Задание было незамысловатое, не сказать чтоб уж страх какое ответственное, а выгод и подавно не сулившее никаких: в Мессине поднять на борт сто аркебуз, триста копий, пятнадцать бочонков пороху, перевезти все это добро и потом тайно выгрузить в небольшой бухточке за мысом Матапан, которую греки называют Порто-Кайио, а испанцы — Пуэрто-Коалья. Мы все так и сделали, и все прошло гладко, а я получил возможность увидеть вблизи греков-маниотов, которые от житья на этой черствой, скудной и бесплодной земле сделались все, как на подбор, вороваты, туповаты, грубы и неотесанны так, что дальше некуда.

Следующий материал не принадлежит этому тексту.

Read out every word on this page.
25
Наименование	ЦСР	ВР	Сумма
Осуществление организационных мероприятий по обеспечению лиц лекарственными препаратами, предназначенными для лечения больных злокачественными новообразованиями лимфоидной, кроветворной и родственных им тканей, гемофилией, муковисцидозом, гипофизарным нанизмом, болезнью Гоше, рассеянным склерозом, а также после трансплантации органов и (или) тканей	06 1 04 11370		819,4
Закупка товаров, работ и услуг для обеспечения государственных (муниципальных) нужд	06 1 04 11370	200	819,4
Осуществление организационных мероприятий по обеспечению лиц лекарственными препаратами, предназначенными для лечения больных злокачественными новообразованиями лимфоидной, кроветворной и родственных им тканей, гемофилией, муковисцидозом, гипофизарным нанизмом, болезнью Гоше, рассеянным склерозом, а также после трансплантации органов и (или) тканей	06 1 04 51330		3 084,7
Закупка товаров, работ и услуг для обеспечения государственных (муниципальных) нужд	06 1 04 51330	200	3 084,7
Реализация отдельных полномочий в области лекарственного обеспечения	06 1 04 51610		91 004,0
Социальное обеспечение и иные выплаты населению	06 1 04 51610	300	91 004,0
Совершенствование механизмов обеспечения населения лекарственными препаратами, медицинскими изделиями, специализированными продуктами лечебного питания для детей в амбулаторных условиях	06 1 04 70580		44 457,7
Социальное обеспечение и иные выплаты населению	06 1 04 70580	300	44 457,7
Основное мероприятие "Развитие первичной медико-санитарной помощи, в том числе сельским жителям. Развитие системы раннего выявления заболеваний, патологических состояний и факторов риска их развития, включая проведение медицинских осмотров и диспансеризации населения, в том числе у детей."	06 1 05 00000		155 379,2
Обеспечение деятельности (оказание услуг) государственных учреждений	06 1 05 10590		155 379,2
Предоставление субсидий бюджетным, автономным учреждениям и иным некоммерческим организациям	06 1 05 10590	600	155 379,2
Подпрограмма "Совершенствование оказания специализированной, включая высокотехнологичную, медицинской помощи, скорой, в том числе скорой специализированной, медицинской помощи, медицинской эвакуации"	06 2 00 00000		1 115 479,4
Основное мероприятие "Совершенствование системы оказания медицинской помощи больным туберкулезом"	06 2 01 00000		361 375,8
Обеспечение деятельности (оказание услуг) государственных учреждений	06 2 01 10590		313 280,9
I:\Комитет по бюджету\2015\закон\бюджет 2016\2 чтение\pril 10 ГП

Большие, надо сказать, упования и надежды возлагали эти люди, измученные турецкими зверствами, на испанского короля, справедливо почитая его могущественнейшим в свете властелином; однако государь наш Филипп IV на пару со своим министром графом-герцогом Оливаресом вовсе не желал из-за каких-то угнетенных греков ввязываться в войну — да еще на таком отдаленном театре, да притом с неясным исходом — против Оттоманской империи, которая мало того, что была в ту пору в полной силе, но и прекратила враждебные вылазки против нас в Средиземноморье. Возобновившиеся во Фландрии и в Европе боевые действия пожирали людей и деньги, а потому наши природные, исконные недруги — мятежные голландские провинции, равно как и Франция, Англия, Венеция и сам папа римский — были бы несказанно рады, если бы мы увязли в кампании на Востоке, оттягивающей силы и средства с европейского театра, где дряхлеющий испанский лев бился в одиночку против всех и благодаря золоту Индий и старой своей доблестной пехоте — порой даже не без успеха. По всему по этому содействие наше обитателям Брасо-де-Майна, которые резали сборщиков пошлин, устраивали засады и тому подобное, можно, не покривив душой, назвать символическим, — и мы, побуждая их спуску оттоманам не давать, не давали им и сами ничего, кроме туманных посулов да посылаемой время от времени скудной помощи вроде той, что «Вирхен дель Росарио» выгрузила в Пуэрто-Коалья. Спустя всего несколько лет случилось то, что и должно было случиться: турки потопили восстание в крови, а Испания предоставила маниотов их собственной печальной участи.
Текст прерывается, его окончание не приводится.